A GAUCHE.—Tres bien! tres bien!—Bravo!

M. EMILE DE GIRARDIN.—Il l'a perdue.

M. FERDINAND BARROT [Note: Senateur de l'empire, a 30,000 francs par an.]—Il y a trois ans qu'il gagne une bataille, celle de l'ordre contre l'anarchie.

M. VICTOR HUGO.—Quoi! parce que, il y a dix siecles de cela, Charlemagne, apres quarante annees de gloire, a laisse tomber sur la face du globe un sceptre et une epee tellement demesures que personne ensuite n'a pu et n'a ose y toucher,—et pourtant il y a eu dans l'intervalle des hommes qui se sont appeles Philippe-Auguste, Francois Ier, Henri IV, Louis XIV! Quoi! parce que, mille ans apres, car il ne faut pas moins d'une gestation de mille annees a l'humanite pour reproduire de pareils hommes, parce que, mille ans apres, un autre genie est venu, qui a ramasse ce glaive et ce sceptre, et qui s'est dresse debout sur le continent, qui a fait l'histoire gigantesque dont l'eblouissement dure encore, qui a enchaine la revolution en France et qui l'a dechainee en Europe, qui a donne a son nom, pour synonymes eclatants, Rivoli, Iena, Essling, Friedland, Montmirail! Quoi! parce que, apres dix ans d'une gloire immense, d'une gloire presque fabuleuse a force de grandeur, il a, a son tour, laisse tomber d'epuisement ce sceptre et ce glaive qui avaient accompli tant de choses colossales, vous venez, vous, vous voulez, vous, les ramasser apres lui, comme il les a ramasses, lui, Napoleon, apres Charlemagne, et prendre dans vos petites mains ce sceptre des titans, cette epee des geants! Pour quoi faire? (Longs applaudissements.) Quoi! apres Auguste, Augustule! Quoi! parce que nous avons eu Napoleon le Grand, il faut que nous ayons Napoleon le Petit! (La gauche applaudit, la droite crie. La seance est interrompue pendant plusieurs minutes. Tumulte inexprimable.)

A GAUCHE.—Monsieur le president, nous avons ecoute M. Berryer; la droite doit ecouter M. Victor Hugo. Faites taire la majorite.

M. SAVATIER-LAROCHE.—On doit le respect aux grands orateurs. (A gauche: Tres bien!)

M. DE LA MOSKOWA [Note: Senateur de l'empire, a 30,000 francs par an.]—M. le president devrait faire respecter le gouvernement de la republique dans la personne du president de la republique.

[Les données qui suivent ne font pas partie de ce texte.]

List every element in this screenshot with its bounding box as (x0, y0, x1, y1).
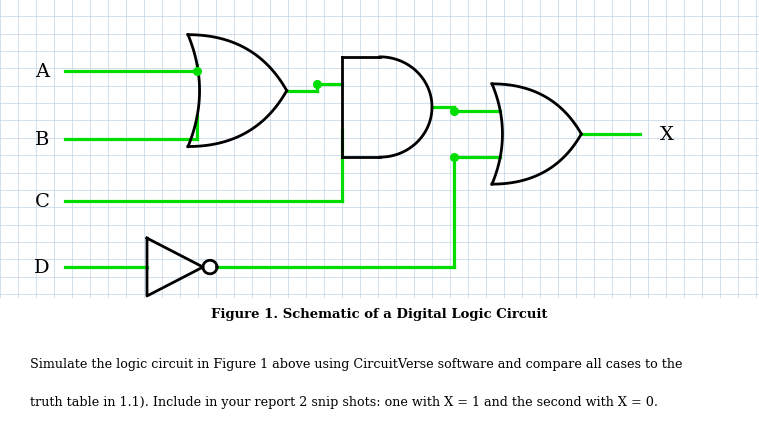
Text: C: C (35, 193, 49, 211)
Text: B: B (35, 130, 49, 148)
Text: Simulate the logic circuit in Figure 1 above using CircuitVerse software and com: Simulate the logic circuit in Figure 1 a… (30, 357, 683, 370)
Text: Figure 1. Schematic of a Digital Logic Circuit: Figure 1. Schematic of a Digital Logic C… (211, 308, 548, 321)
Text: X: X (660, 126, 674, 144)
Text: truth table in 1.1). Include in your report 2 snip shots: one with X = 1 and the: truth table in 1.1). Include in your rep… (30, 395, 658, 408)
Text: A: A (35, 63, 49, 81)
Text: D: D (34, 259, 50, 276)
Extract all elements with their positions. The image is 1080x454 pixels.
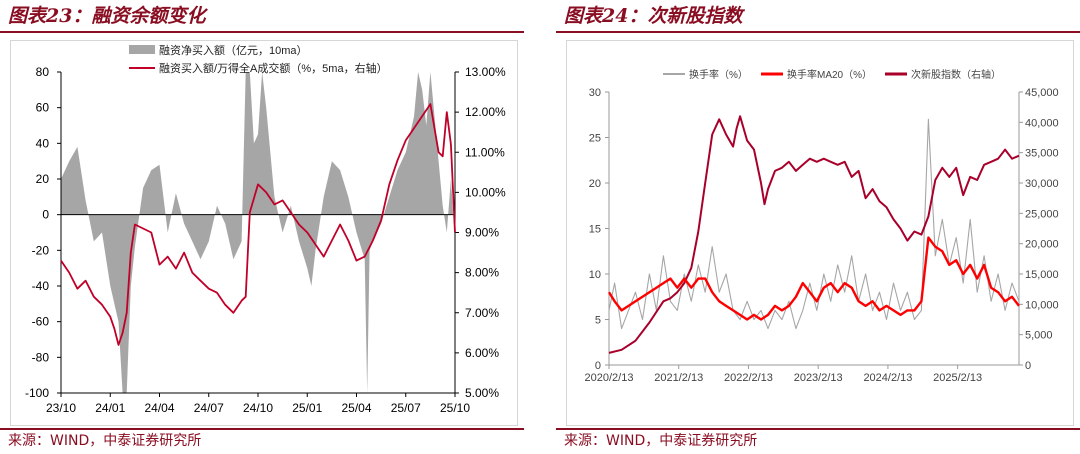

M. LEPIC [Note: Plus tard, aide de camp de l'empereur.]—On deshonore la republique!

M. DE LA MOSKOWA.—Ces messieurs crient: Vive la republique! et insultent le president.

M. ERNEST DE GIRARDIN.—Napoleon Bonaparte a eu six millions de suffrages; vous insultez l'elu du peuple! (Vive agitation au banc des ministres.—M. le president essaye en vain de se faire entendre au milieu du bruit.)